1. Hadits adalah; Sesuatu yang disandarkan pada Nabi, baik berupa ucapan, perbuatan, penetapan (taqrir) atau sifat.

2. Khobar, menurut istilah terdapat 3 pendapat;
a) Khobar memiliki arti yang sama dengan hadits
b) Khobar memiliki arti yang berbeda dengan hadit, hadits merupakan berita yang datangnya dari Nabi sedangkan khobar adalah berita yang datangnya dari selain nabi
c) Khobar memiliki arti yang lebih umum dari hadits, istilah hadits hanya digunakan untuk menyebut berrita yang datangnya dari nabi, sedangkan istilah khobar mencakup semua berita, baik yang datangnya dari nabi atau dari yang lainnya.

Karena itulah dalam kitab ini, Al-Hafidh Ibnu hajar menggunakan istilah khobar yang dapat mencakup semua jenis kabar, baik yang datangnya dari nabi, sahabat atau tabi’in.

3. Atsar, menurut istilah terdapat 2 pendapat;
a) artinya sama dengan hadits
b) artinya berbeda, karena istilah atsar hanya dipakai untuk menunjukkan perkataan atau perbuatan  yang disandarkan pada shohabat atau tabi’in.

PEMBAGIAN KHOBAR DARI SUDUT PANDANG SAMPAINYA KEPADA KITA

Dari sudut pandang sampainya suatu khobar pada kita, khobar dibagi menjadi 2;
1. Hadits mutawatir
2.  Hadits ahad

Hadits ahad dibagi lagi menjadi 3;
1. Hadits masyhur
2. Hadits aziz
3. Hadits ghorib

HADITS MUTAWATIR

Definisi

     Hadits/khobar mutawatir adalah :

الحديث أو الخبر الذي يرويه في كل طبقة من طبقات سنده رواة كثيرون يحكم العقل باستحالة أن يكون أولئك الرواة قد التفقوا على اختلاف هذا الخبر

"Hadits/khobar yang diriwayatkan oleh perowi yang banyak pada setiap tingkatannya, sehingga menurut akal pada kebiasaannya mustahil mereka bersepakat untuk menyelisihi khobar tersebut".

Syarat-syarat Hadits Mutawatir

     Syarat hadits mutawatir itu ada 4 :

1. Diriwayatkan oleh bilangan perawi yang banyak, menurut Ibnu Hajar tidak disyaratkan adanya ketentuan bilangan tertentu mengenai berapa banyak orang yang meriwayatkannya.

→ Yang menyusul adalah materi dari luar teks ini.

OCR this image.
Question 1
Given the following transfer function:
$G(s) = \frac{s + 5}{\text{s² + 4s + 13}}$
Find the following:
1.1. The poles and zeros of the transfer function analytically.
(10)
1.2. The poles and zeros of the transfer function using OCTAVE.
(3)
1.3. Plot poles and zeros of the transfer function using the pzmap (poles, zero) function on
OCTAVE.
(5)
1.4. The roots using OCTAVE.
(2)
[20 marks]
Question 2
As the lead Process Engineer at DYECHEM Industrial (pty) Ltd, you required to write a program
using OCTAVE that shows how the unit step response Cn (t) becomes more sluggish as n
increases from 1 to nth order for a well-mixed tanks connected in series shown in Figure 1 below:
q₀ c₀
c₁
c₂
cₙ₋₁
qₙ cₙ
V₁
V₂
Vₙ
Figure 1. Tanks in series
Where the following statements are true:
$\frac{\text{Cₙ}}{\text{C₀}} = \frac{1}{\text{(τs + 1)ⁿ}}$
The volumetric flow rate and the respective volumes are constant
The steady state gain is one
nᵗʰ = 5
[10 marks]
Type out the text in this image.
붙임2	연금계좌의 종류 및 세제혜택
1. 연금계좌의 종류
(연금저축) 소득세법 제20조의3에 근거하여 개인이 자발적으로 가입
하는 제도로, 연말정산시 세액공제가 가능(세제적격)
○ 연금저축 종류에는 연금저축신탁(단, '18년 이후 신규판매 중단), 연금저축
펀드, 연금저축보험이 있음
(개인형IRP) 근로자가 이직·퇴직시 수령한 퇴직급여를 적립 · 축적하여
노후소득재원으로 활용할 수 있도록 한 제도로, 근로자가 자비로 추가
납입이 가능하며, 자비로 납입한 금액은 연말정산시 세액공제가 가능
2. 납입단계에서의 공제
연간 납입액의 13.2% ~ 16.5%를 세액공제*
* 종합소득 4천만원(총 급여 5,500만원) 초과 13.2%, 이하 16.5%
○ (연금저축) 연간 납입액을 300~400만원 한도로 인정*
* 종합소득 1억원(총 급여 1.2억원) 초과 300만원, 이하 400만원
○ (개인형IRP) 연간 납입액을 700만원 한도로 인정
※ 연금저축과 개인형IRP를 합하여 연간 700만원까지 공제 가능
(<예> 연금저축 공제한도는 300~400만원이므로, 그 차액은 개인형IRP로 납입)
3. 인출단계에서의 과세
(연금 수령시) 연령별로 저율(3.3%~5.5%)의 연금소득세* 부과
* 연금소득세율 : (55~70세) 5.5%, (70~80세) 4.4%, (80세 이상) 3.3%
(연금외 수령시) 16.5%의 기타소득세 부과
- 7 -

Sedangkan menurut ulama’ lainnya memberikan ketentuan mengenai batasan bilangan orang yang meriwayatkannya, sehingga suatu khobar bisa dikatakan sebagai khobar mutawatir., namun mereka juga berbeda pendapat mengenai berapa bilangan pastinya, ada yang memberikan ketentuan :
a) 4 orang
b) 5 orang
c) 7 orang
d) 10 orang
e) 12 orang
f) 40 orang

Dan masih ada lagi beberapa pendapat lainnya. Menurut Imam Nawawi pendapat yang dipilih (al-mukhtar) adalah 10 orang).

2. Bilangan yang banyak ini terdapat dalam setiap tingkatan (thobaqot) sanadnya.
3. Pada kebiasaannya mustahil bagi mereka untuk bersepakat melakukan kebohongan
4. Dasar dari khobar ini adalah indera seperti ucapan “سمعنا” (kami mendengar),” رأينا” (kami melihat), dan sebagainya. Jadi apabila sandaran dari khobar ini adalah akal seperti pendapat tentang alam ini baru, maka khobar tersebut tidak bisa disebut sebagai khobar mutawatir.

Pembagian Hadits Mutawatir

     Hadits mutawatir dibagi menjadi 2:

1. Al-Mutawatir Al-Lafdhi, yaitu hadist yang mutawatir pada kata (lafadh) dan maknanya. Contohnya seperti hadis:

مَنْ كَذَبَ عَلَيَّ مُتَعَمِّدًا، فَلْيَتَبَوَّأْ مَقْعَدَهُ مِنَ النَّارِ

“Barangsiapa berdusta terhadapku, maka hendaklah ia persiapkan tempat duduknya dalam neraka." (Shohih Bukhori, no.1291, Shohih Muslim, no.3, Sunan Abu Dawud, no.3651, Sunan Turmudzi, no.2659, Sunan Ibnu Majah, no.30)

Hadits ini telah diriwayatkan oleh banyak perowi, terdapat beberapa pendapat mengenai jumlah pasti perowinya :

a) Imam Abu Bakar Al-Bazzar dalam musnadnya mengatakan bahwa hadits ini diriwayatkan oleh 40 sahabat.

b) Imam Abu Bakar As-Shoirofi dalam syarah kitab Ar-risalah karya Imam Syafi’i menyatakan bahwa terdapat 60 sahabat yang meriwayatkan hadits tersebut.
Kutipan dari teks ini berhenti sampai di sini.